Accident black spot clustering oriented maritime search and rescue resource allocation and optimization

Abstract

Efficient and rapid deployment of maritime search and rescue(MSAR) resources is a prerequisite for maritime emergency search and rescue, in order to improve the efficiency and accuracy of MSAR. This paper proposes an integrated approach for emergency resource allocation. The approach encompasses three main steps: identifying accident black spots, assessing high-risk areas, and optimizing the outcomes through a synergistic combination of an optimization algorithm and reinforcement learning. In the initial step, the paper introduces the iterative self-organizing data analysis technology (ISODATA) for identifying accident spots at sea. A comparative analysis is conducted with other clustering algorithms, highlighting the superiority of ISODATA in effectively conducting dense clustering. This can effectively carry out dense clustering, instead of the situation where the data spots are too dispersed or obvious anomalies that affect the clustering. Furthermore, this approach incorporates entropy weighting to reassess the significance of accident spots by considering both the distance and the frequency of accidents. This integrated approach enhances the allocation of search and rescue forces, ensuring more efficient resource utilization. To address the MSAR vessel scheduling problem at sea, the paper employs the non-dominated sorting genetic algorithm II combined with reinforcement learning (NSGAII-RL).
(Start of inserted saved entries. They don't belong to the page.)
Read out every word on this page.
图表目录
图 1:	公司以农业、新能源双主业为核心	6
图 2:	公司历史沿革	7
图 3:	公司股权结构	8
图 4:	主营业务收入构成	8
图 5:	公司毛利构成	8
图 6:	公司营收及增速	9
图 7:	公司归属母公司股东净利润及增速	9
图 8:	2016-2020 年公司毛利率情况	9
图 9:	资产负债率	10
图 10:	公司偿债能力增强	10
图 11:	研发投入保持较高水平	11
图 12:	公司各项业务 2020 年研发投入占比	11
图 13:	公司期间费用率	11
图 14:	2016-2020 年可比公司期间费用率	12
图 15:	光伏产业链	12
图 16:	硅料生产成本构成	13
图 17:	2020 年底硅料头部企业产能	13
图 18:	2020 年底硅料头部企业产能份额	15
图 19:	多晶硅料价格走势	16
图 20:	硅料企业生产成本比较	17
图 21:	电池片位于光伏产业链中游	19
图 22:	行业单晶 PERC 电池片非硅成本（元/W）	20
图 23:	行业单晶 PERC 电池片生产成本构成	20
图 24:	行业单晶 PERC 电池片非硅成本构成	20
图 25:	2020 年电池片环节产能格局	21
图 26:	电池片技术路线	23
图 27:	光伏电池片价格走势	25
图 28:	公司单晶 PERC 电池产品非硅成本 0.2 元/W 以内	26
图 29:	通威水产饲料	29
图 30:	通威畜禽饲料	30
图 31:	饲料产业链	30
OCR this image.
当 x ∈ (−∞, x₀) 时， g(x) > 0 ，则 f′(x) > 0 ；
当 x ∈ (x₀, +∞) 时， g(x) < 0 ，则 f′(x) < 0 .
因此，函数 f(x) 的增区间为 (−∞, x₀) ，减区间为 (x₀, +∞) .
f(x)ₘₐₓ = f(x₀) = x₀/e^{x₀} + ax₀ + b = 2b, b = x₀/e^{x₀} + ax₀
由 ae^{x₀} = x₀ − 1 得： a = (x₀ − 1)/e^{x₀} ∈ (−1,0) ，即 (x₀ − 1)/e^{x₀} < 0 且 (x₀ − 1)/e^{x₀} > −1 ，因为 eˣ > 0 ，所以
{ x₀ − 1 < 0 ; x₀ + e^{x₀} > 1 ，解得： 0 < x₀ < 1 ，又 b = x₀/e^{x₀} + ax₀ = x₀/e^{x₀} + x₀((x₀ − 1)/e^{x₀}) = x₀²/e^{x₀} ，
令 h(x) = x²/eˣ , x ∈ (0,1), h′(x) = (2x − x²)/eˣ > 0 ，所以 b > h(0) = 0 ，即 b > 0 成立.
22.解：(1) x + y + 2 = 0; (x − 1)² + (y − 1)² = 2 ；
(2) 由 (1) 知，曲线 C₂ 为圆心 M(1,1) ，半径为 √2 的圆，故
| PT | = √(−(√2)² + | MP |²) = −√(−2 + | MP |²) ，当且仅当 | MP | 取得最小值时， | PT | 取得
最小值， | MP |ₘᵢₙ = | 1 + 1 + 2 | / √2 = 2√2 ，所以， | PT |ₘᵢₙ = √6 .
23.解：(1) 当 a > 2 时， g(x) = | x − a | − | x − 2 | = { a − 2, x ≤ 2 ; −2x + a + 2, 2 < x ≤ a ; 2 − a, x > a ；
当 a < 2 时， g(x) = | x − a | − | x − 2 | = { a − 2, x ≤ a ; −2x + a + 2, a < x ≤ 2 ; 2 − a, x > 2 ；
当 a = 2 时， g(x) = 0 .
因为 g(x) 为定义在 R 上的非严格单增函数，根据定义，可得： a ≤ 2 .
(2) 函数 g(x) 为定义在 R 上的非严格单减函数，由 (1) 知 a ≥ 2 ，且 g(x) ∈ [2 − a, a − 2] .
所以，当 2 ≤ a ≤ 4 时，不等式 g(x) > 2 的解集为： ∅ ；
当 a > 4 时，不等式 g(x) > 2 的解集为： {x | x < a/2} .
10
Comparative evaluations against other optimization algorithms reveal that the proposed approach can save a minimum of 7% in search and rescue time, leading to enhanced stability and improved efficiency in large-scale MSAR operations. Overall, the integrated approach presented in this paper offers a robust solution to the ship scheduling problem in maritime search and rescue operations. Its effectiveness is demonstrated through improved resource allocation, enhanced timeliness, and higher efficiency in responding to maritime accidents.